When I log in as a lender or a business, I'm redirected to my root_path which is 'StaticPages#landing'. That should only be for non-logged in users.
Update
I went through the devise documentation and added the following to my application_controller.rb file:
def after_sign_in_path_for(user)
if user.type == "Business"
business_authenticated_root_path
elsif user.type == "Lender"
lender_authenticated_root_path
else
root_path
end
end
I am also seeing a strange error in my console when I attempt to go to the dashboard page directly from lender_authenticated_root_path:
Rendered /Users/questifer/.rvm/gems/ruby-1.9.2-p320#rails3tutorial/gems/actionpack-3.2.13/lib/action_dispatch/middleware/templates/rescues/routing_error.erb within rescues/layout (0.7ms)
[2014-04-22 12:31:31] ERROR Errno::ECONNRESET: Connection reset by peer
/Users/bvlaar/.rvm/rubies/ruby-1.9.2-p320/lib/ruby/1.9.1/webrick/httpserver.rb:56:in `eof?'
/Users/bvlaar/.rvm/rubies/ruby-1.9.2-p320/lib/ruby/1.9.1/webrick/httpserver.rb:56:in `run'
/Users/bvlaar/.rvm/rubies/ruby-1.9.2-p320/lib/ruby/1.9.1/webrick/server.rb:183:in `block in start_thread'
Does anyone have an idea as to how I can get these authenticated blocks to handle the proper root redirects?
I got the roots working by changing my routes.rb file to:
routes.rb
root :to => 'business_account#dashboard', :constraints => lambda { |request| request.env['warden'].user.class.name == 'Business' }, :as => "business_root"
root :to => 'lender_account#dashboard', :constraints => lambda { |request| request.env['warden'].user.class.name == 'Lender' }, :as => "lender_root"
Now my two user types can login to their accounts and be directed to their respective controllers and dashboards.
I think I can help.
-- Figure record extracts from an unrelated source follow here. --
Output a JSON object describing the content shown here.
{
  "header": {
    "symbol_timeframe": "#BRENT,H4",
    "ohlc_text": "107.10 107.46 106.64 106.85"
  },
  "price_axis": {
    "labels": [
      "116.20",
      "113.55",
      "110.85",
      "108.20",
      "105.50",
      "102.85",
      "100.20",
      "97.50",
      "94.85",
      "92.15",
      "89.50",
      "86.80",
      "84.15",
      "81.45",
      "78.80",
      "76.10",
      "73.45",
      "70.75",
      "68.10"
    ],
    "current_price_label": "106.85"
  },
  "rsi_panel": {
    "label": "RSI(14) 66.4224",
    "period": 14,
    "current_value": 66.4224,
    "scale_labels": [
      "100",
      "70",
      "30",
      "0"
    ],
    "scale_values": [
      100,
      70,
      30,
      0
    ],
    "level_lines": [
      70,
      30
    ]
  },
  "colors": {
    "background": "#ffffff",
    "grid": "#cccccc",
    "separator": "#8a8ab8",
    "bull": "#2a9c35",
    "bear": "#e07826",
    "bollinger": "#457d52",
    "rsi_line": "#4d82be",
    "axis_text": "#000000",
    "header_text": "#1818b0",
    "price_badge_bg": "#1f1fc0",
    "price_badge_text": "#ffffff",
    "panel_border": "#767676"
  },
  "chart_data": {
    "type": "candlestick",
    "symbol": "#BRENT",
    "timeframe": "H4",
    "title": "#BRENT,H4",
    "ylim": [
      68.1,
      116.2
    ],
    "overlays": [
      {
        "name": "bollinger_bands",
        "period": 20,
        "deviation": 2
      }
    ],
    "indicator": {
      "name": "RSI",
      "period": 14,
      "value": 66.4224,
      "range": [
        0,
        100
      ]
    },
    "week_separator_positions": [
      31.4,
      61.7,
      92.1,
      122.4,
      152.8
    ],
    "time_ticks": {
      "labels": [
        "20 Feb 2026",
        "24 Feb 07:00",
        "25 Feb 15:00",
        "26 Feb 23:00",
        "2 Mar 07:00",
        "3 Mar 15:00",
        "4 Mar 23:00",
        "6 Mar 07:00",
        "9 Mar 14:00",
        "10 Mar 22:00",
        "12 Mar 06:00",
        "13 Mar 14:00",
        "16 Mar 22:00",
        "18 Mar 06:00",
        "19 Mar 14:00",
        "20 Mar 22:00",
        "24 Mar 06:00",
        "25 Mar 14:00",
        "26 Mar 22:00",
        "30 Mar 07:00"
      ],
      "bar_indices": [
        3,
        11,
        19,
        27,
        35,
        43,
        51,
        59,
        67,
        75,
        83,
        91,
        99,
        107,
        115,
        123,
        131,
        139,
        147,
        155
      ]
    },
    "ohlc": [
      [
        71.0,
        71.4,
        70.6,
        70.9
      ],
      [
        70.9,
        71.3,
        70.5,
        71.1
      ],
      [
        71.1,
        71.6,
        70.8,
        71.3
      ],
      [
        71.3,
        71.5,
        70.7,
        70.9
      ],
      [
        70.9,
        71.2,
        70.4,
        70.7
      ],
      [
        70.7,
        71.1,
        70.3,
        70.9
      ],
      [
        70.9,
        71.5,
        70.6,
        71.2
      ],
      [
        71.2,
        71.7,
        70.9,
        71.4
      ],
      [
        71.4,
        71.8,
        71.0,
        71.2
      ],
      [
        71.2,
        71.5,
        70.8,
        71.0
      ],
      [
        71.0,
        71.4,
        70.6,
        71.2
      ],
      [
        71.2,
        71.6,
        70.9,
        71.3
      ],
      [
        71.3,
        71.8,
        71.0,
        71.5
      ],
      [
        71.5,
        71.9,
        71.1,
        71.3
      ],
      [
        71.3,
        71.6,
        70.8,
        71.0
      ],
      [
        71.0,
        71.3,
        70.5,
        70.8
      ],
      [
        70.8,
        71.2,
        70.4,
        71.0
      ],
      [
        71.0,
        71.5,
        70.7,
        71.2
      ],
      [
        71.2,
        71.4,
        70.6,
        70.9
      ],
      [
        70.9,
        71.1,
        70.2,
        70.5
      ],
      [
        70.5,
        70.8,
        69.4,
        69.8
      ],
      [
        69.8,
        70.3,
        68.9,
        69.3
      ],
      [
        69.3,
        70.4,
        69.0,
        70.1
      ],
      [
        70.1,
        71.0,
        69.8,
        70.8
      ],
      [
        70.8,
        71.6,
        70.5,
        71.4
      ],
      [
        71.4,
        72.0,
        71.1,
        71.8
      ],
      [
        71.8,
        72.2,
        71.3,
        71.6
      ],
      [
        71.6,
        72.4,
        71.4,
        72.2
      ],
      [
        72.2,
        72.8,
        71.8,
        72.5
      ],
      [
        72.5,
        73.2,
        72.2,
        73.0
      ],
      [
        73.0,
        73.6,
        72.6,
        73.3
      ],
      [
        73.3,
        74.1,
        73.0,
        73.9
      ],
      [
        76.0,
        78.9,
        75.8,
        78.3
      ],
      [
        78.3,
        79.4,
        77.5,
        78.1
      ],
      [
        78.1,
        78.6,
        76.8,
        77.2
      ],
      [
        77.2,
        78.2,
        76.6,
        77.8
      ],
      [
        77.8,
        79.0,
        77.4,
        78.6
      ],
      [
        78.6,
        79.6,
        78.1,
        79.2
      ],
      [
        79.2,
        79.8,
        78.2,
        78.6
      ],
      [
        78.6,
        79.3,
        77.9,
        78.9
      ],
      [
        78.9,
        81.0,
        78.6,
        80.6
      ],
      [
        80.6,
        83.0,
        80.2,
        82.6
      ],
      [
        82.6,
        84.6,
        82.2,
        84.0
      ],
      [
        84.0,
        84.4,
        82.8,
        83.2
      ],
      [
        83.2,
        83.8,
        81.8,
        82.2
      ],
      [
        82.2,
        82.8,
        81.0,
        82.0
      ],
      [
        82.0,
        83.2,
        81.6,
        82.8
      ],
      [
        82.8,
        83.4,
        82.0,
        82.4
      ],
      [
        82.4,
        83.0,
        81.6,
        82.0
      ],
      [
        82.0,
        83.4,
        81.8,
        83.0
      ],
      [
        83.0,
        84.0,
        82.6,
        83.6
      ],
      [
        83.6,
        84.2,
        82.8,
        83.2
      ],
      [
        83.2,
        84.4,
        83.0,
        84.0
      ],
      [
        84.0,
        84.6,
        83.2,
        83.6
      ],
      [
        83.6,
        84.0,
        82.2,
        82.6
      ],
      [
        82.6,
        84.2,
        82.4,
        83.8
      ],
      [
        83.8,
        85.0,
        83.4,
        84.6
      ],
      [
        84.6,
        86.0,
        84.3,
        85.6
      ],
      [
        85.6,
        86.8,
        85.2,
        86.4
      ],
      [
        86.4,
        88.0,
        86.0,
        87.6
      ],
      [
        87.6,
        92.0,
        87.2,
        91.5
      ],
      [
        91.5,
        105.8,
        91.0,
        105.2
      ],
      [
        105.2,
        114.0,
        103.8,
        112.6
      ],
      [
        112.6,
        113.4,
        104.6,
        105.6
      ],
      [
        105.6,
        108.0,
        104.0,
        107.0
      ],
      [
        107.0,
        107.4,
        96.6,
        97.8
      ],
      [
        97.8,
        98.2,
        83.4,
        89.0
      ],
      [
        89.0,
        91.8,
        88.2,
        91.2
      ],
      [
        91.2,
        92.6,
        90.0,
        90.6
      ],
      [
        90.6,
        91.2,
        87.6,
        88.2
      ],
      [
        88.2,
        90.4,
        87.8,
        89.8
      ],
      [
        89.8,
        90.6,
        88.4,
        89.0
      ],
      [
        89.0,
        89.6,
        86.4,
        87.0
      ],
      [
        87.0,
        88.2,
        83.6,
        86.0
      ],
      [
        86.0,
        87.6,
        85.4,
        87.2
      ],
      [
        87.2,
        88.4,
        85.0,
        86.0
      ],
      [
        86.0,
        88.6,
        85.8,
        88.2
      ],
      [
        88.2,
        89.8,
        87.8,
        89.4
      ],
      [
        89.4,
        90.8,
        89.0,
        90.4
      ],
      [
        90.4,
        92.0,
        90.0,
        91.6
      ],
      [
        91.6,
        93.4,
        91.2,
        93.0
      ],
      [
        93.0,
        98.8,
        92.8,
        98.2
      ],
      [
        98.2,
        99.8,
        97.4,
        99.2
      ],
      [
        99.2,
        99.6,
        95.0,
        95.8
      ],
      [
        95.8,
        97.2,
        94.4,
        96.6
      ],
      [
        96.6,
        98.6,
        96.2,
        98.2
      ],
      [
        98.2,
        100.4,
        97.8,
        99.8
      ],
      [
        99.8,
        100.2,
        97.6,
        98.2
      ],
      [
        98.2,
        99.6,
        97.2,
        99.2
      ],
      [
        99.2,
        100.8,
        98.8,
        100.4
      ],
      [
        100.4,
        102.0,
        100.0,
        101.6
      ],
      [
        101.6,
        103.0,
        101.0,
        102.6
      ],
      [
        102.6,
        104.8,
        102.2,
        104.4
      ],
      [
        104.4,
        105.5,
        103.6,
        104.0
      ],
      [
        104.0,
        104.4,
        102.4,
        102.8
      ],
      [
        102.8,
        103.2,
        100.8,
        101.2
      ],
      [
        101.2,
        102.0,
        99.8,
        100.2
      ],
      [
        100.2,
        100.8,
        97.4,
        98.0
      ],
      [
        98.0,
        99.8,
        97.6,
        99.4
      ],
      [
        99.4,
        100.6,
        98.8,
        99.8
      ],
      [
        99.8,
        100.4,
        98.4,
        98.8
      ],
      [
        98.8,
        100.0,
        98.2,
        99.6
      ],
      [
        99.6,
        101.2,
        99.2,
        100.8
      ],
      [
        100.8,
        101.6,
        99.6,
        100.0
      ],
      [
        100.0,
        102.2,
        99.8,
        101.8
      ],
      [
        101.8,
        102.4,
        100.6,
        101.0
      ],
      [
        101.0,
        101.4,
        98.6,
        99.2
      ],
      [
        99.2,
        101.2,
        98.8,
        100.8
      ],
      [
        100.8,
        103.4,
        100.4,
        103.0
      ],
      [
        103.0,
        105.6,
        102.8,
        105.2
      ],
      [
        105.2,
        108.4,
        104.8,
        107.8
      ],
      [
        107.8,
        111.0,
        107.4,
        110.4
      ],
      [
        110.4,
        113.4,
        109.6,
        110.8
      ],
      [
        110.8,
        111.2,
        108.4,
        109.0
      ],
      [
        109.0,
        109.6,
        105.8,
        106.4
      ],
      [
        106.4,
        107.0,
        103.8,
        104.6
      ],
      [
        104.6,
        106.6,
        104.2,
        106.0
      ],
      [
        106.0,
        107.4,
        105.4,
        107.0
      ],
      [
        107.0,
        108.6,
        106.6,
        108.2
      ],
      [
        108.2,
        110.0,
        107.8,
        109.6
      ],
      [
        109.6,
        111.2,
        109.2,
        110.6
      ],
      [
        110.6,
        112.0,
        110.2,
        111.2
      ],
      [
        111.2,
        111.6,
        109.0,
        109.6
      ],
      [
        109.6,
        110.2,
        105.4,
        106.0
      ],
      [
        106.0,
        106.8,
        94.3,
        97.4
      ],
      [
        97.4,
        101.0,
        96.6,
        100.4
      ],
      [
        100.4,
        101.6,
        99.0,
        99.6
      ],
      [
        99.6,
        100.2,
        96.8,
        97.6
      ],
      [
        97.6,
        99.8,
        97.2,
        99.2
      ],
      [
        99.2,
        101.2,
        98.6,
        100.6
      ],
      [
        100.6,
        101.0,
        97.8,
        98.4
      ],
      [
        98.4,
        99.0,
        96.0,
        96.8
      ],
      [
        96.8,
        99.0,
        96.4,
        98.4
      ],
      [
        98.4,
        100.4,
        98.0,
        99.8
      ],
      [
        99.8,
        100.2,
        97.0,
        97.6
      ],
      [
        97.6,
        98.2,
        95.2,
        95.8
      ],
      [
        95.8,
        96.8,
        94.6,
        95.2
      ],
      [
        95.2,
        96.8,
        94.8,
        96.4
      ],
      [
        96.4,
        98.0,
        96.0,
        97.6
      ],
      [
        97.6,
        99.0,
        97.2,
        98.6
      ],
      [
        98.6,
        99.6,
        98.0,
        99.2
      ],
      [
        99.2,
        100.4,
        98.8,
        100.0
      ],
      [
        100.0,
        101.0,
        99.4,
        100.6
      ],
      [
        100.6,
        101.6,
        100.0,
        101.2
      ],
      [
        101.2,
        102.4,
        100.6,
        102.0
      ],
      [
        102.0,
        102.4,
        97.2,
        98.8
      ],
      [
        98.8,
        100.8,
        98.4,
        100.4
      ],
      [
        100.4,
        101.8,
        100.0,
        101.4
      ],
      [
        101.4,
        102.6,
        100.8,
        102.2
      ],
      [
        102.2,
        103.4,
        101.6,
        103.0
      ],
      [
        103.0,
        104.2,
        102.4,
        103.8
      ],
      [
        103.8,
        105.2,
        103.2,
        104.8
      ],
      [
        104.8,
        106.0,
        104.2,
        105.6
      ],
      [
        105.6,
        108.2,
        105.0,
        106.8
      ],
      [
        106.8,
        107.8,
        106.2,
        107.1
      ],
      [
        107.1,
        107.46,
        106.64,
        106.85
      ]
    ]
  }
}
I had a similar problem. In my routes.rb file I created a "home" screen for non-logged in users.
Rails.application.routes.draw do
root "home#index"
devise_for :users
resources :home
resources :dashboard
The home_controller.rb looks like this:
class HomeController < ApplicationController
def index
if user_signed_in?
redirect_to :controller=>'dashboard', :action =>'index'
end
end
end
dashboard_controller.rb looks like this, and is only for logged in users:
class DashboardController < ApplicationController
before_filter :authenticate_user!
def index
end
end
The views for each (home.html.erb & dashboard.html.erb) can then reflect content for visitors or logged in users.
I used this tutorial to sort it out. I don't know if it's overkill or not, this is my first application, but ti seems to be what you are asking for.
http://www.tonylea.com/2012/rails-authentication-with-devise/
Hope that helps.
I am working on Mongoid and Rails4
I have model structure (STI) like this,
Class User
devise :database_authenticatable, :registerable
end
User Class is having devise functionality
class Teacher < User
end
class Student < User
end
In route.rb,
devise_for :users
devise_for :teachers, :skip => :sessions
devise_for :students, :skip => :sessions
In a student_profile controller i have defined,
before_filter :authenticate_student!
After signed in as "student" if i clicks on student_profiles_path its redirecting to root file. In database user type is storing as "type" : "Student", while sign up i am passing the _type value via collectionselect.
Is there any setting or code stuff i have to do...!!!